Edmond accusait le coup, Églantine sanglotait.
— Alors il nous quittera jeune ? demanda-t-elle.
— Aucune idée, souffla le docteur. Vous savez, les enfants quittent le cocon familial de plus en plus tard. Moi-même, je vis encore chez ma mère.
— Il restera méchant toute sa vie ? s’inquiéta Edmond.
— Si vous respectez le traitement, son cœur s’attendrira un petit peu. Mais je n’ai pas le courage de vous dire que votre fils ne deviendra jamais très gentil. Je n’ai pas le courage de vous dire que votre fils ne fera jamais preuve d’une grande empathie, ni de sympathie, ni de télépathie…
— Tous les mots qui finissent par le son « i », vous voulez dire ? déductionna Edmond.
— Je le crains, hélas…
Long silence à peine audible dans la pièce.
— Et bien je crois que c’est l’heure de passer à la caisse maintenant, enchaîna le docteur.
— Combien nous devons vous ? demanda Edmond la mort dans l’âme.

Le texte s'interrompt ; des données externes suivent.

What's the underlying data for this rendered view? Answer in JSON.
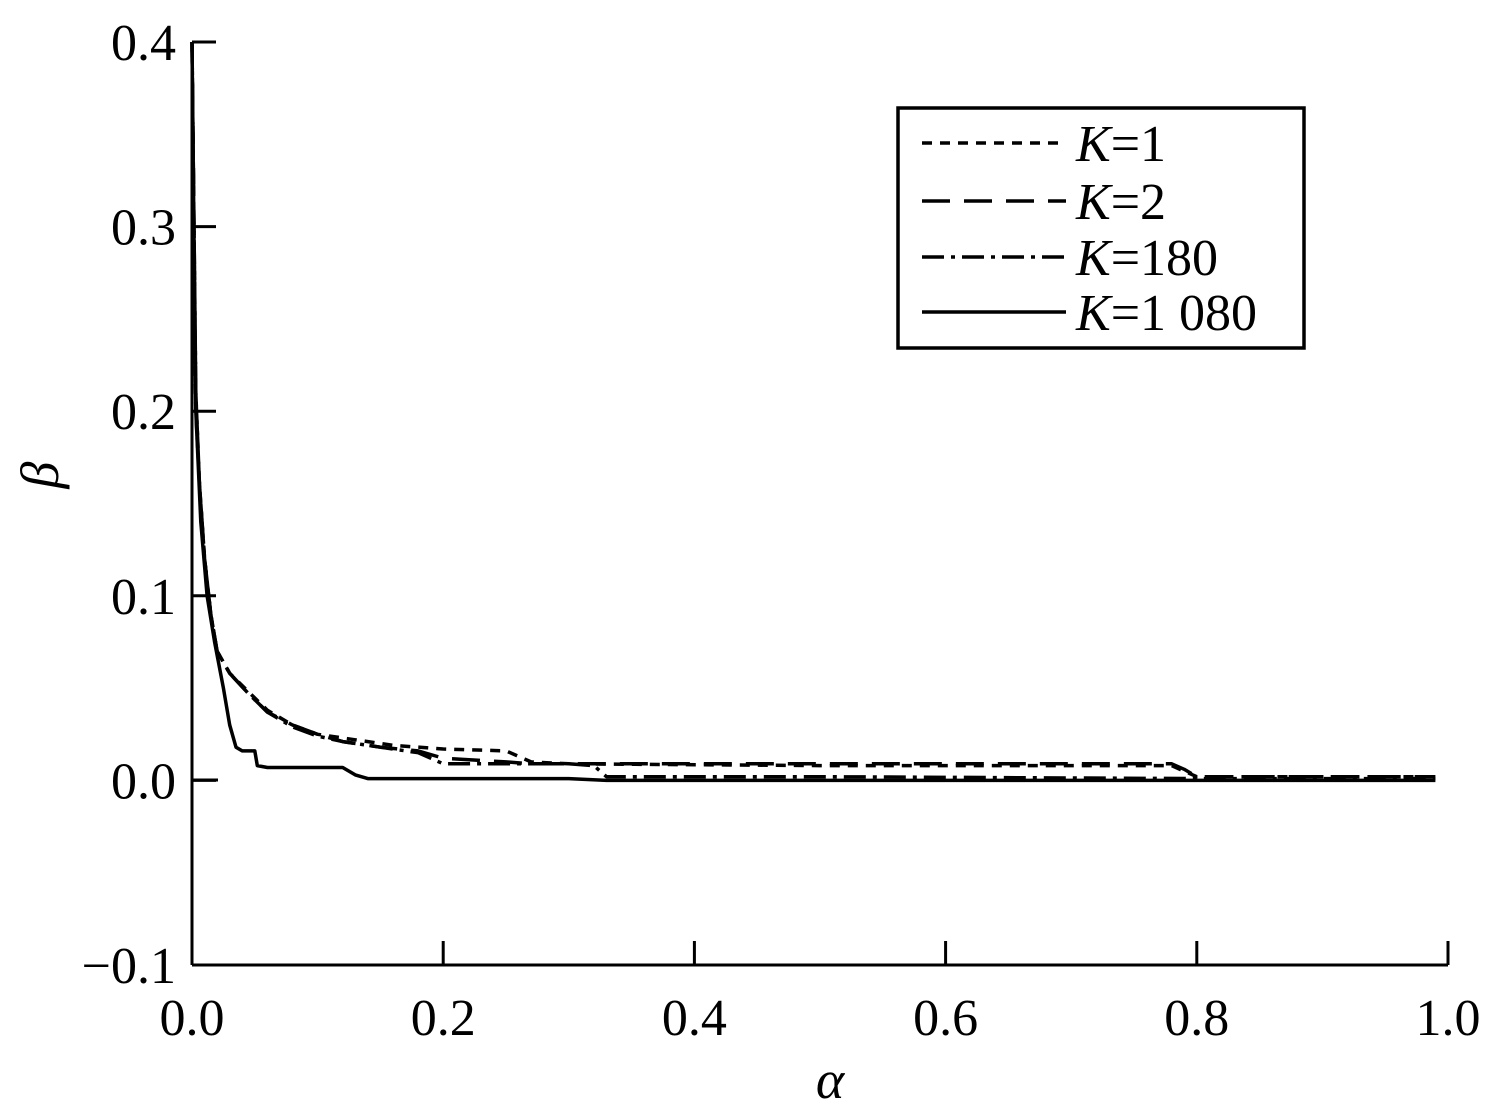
{
  "chart_data": {
    "type": "line",
    "xlabel": "α",
    "ylabel": "β",
    "xlim": [
      0.0,
      1.0
    ],
    "ylim": [
      -0.1,
      0.4
    ],
    "xticks": [
      0.0,
      0.2,
      0.4,
      0.6,
      0.8,
      1.0
    ],
    "xtick_labels": [
      "0.0",
      "0.2",
      "0.4",
      "0.6",
      "0.8",
      "1.0"
    ],
    "yticks": [
      -0.1,
      0.0,
      0.1,
      0.2,
      0.3,
      0.4
    ],
    "ytick_labels": [
      "−0.1",
      "0.0",
      "0.1",
      "0.2",
      "0.3",
      "0.4"
    ],
    "grid": false,
    "legend_position": "top-right",
    "series": [
      {
        "name": "K=1",
        "legend_k": "K",
        "legend_rest": "=1",
        "dash": "10,8",
        "x": [
          0.0,
          0.003,
          0.006,
          0.01,
          0.015,
          0.02,
          0.03,
          0.045,
          0.06,
          0.08,
          0.1,
          0.13,
          0.16,
          0.2,
          0.25,
          0.26,
          0.27,
          0.3,
          0.5,
          0.78,
          0.79,
          0.8,
          0.99
        ],
        "y": [
          0.4,
          0.2,
          0.16,
          0.12,
          0.09,
          0.07,
          0.058,
          0.048,
          0.038,
          0.03,
          0.025,
          0.022,
          0.019,
          0.017,
          0.016,
          0.013,
          0.01,
          0.009,
          0.008,
          0.008,
          0.005,
          0.002,
          0.002
        ]
      },
      {
        "name": "K=2",
        "legend_k": "K",
        "legend_rest": "=2",
        "dash": "28,14",
        "x": [
          0.0,
          0.003,
          0.006,
          0.01,
          0.015,
          0.02,
          0.03,
          0.045,
          0.06,
          0.08,
          0.1,
          0.12,
          0.15,
          0.18,
          0.2,
          0.25,
          0.27,
          0.3,
          0.5,
          0.78,
          0.79,
          0.8,
          0.99
        ],
        "y": [
          0.4,
          0.21,
          0.16,
          0.12,
          0.09,
          0.07,
          0.058,
          0.047,
          0.037,
          0.03,
          0.025,
          0.021,
          0.018,
          0.016,
          0.012,
          0.01,
          0.009,
          0.009,
          0.009,
          0.009,
          0.006,
          0.002,
          0.002
        ]
      },
      {
        "name": "K=180",
        "legend_k": "K",
        "legend_rest": "=180",
        "dash": "22,7,4,7",
        "x": [
          0.0,
          0.003,
          0.006,
          0.01,
          0.015,
          0.02,
          0.03,
          0.045,
          0.06,
          0.08,
          0.1,
          0.12,
          0.15,
          0.18,
          0.19,
          0.2,
          0.3,
          0.32,
          0.33,
          0.5,
          0.8,
          0.99
        ],
        "y": [
          0.4,
          0.21,
          0.16,
          0.12,
          0.09,
          0.07,
          0.058,
          0.047,
          0.037,
          0.029,
          0.024,
          0.021,
          0.018,
          0.015,
          0.012,
          0.009,
          0.009,
          0.008,
          0.002,
          0.002,
          0.001,
          0.001
        ]
      },
      {
        "name": "K=1 080",
        "legend_k": "K",
        "legend_rest": "=1 080",
        "dash": "",
        "x": [
          0.0,
          0.003,
          0.007,
          0.012,
          0.018,
          0.025,
          0.03,
          0.035,
          0.04,
          0.045,
          0.05,
          0.052,
          0.06,
          0.1,
          0.12,
          0.13,
          0.14,
          0.2,
          0.3,
          0.33,
          0.5,
          0.8,
          0.99
        ],
        "y": [
          0.4,
          0.2,
          0.14,
          0.1,
          0.075,
          0.05,
          0.03,
          0.018,
          0.016,
          0.016,
          0.016,
          0.008,
          0.007,
          0.007,
          0.007,
          0.003,
          0.001,
          0.001,
          0.001,
          0.0,
          0.0,
          0.0,
          0.0
        ]
      }
    ]
  }
}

— Vous avez de la chance, je fais une promotion cette semaine. Il ne vous en coûtera que trois francs six sous. Comment comptez-vous régler ?
— En liquide si cela ne vous dérange pas.
— Je préférerai de l’argent. Bon, va pour du liquide, se résigna le docteur. Mais de l’eau alors, car j’ai décidé d’arrêter de boire.
— Plate ou gazeuse ?
— Plate de préférence.
Edmond sortit une bouteille d’eau plate de son chapeau et l’offrit au docteur en guise de paiement.

Dans le couloir, les eaux montaient dangereusement. Des eaux sombres et tumultueuses. Églantine sentait son cœur se briser en mille morceaux. Eddy, son Eddy, ne connaitrait jamais l’amour. Elle ne se le pardonnerait jamais. Avant de perdre pied définitivement, elle serra de nouveau la main d’Edmond et déposa un tendre baiser sur son front. Elle s’agenouilla devant Eddy, l’enlaça de tout son amour et lui chuchota quelques mots à l’oreille. Puis, elle s’éloigna, nagea sans se retourner et sombra définitivement dans son océan de chagrin.